Dorion tries to retrace his tracks but can't erase them. He was originally honest and forthright enough to express an injustice done to him at the yanking of the nomination process that he himself worked within, while Joan Beatty was busy running as an NDP provincial candidate (re-elected Nov.9).

Re Dorion's accusation:
"Orchard does well when it comes to picking leaders (in whatever party he happens to be in at the time), but his subsequent actions prove that he has enormous difficulty in abiding by the rules (of whatever party he happens to be in at the time). "

Mr. Dorion oversteps propriety here in making an unsubstantiated personal attack on Mr.Orchard. Mr. Dorion, without being able to cite an example of Mr. Orchard not "abiding by the rules (of whatever party...) seems to be grasping desperately for something.

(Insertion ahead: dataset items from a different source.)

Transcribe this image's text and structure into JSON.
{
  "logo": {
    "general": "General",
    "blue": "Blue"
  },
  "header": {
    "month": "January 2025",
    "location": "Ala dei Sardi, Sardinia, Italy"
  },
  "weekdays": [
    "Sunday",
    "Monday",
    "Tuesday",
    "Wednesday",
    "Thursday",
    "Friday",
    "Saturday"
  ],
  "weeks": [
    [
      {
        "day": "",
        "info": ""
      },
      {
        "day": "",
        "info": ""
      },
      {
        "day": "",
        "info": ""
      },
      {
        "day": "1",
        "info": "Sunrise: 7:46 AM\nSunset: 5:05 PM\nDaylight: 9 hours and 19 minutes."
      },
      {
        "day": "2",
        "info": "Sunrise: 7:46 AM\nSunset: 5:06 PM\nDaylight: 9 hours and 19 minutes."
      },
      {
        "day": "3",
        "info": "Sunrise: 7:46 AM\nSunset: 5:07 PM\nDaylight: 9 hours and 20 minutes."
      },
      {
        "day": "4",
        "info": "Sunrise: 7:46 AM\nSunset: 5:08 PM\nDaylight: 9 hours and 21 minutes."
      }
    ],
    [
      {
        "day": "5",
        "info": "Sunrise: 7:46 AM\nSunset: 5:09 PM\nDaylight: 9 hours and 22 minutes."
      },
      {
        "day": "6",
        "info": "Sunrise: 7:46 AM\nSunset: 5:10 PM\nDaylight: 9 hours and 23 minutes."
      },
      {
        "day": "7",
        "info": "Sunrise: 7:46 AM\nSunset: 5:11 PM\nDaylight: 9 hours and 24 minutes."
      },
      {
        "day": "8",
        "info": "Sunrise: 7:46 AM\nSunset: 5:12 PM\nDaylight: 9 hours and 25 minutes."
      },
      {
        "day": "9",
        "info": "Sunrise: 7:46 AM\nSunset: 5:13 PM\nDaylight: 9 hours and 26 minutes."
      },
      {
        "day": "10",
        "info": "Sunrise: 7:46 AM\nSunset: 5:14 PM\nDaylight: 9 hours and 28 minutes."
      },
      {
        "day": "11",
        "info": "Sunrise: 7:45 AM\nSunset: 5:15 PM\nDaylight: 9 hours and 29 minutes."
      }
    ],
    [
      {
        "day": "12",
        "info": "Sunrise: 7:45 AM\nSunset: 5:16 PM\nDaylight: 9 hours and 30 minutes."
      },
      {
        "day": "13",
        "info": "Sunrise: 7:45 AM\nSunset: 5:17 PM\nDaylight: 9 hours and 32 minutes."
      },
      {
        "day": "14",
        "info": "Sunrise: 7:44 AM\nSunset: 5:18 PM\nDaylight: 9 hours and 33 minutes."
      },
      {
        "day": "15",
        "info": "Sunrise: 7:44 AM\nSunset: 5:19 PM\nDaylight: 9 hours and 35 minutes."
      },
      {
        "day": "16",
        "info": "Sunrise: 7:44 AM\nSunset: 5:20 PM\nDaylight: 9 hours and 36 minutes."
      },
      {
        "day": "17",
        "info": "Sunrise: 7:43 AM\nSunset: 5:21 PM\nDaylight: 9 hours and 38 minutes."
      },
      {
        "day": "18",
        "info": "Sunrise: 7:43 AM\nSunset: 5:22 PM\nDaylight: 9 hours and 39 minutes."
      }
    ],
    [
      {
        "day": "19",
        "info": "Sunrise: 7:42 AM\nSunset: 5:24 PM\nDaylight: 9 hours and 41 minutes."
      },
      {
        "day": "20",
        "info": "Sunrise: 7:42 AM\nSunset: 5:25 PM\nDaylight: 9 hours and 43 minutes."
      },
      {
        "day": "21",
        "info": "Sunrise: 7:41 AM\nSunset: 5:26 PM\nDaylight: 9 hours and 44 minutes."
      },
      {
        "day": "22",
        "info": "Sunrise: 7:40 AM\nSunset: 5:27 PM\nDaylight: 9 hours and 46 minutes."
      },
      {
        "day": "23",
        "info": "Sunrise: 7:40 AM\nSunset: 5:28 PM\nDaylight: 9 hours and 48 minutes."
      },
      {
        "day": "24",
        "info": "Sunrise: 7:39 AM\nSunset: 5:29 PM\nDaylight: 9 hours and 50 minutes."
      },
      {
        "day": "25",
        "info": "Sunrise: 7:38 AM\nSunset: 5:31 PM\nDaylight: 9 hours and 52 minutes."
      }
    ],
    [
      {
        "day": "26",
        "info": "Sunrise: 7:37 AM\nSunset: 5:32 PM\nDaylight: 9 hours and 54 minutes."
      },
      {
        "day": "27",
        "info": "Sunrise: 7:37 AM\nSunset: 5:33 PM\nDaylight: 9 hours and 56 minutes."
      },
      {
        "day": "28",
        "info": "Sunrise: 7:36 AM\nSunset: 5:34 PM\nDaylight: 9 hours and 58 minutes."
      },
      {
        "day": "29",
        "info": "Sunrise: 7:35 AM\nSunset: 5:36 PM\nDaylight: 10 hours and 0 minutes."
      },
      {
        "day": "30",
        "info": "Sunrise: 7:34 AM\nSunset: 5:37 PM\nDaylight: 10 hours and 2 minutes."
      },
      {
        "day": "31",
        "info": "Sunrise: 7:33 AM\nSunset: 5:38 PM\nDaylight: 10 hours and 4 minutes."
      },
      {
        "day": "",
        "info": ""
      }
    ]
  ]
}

As far as I know, in seeking the Liberal candidacy for Desnethe Missinippi Churchill River, Orchard followed the rules of an open democratic nomination.

That opportunity for grassroots democracy from the people, which the Liberal Party supposedly stands for, was unfortunately yanked away after the nomination race had been going on for some time. (This is the second Liberal candidate appointee, -- Merasty was also an appointee).

If Orchard and Dorion thought it was unfair to have Dion intervene so late in the game, and Dorion has now retracted his earlier opinion about this, is he also admitting to his own earlier opinion as some kind of "not abiding by rules"?

I don't think feeling something is unfair qualifies as "not abiding by rules".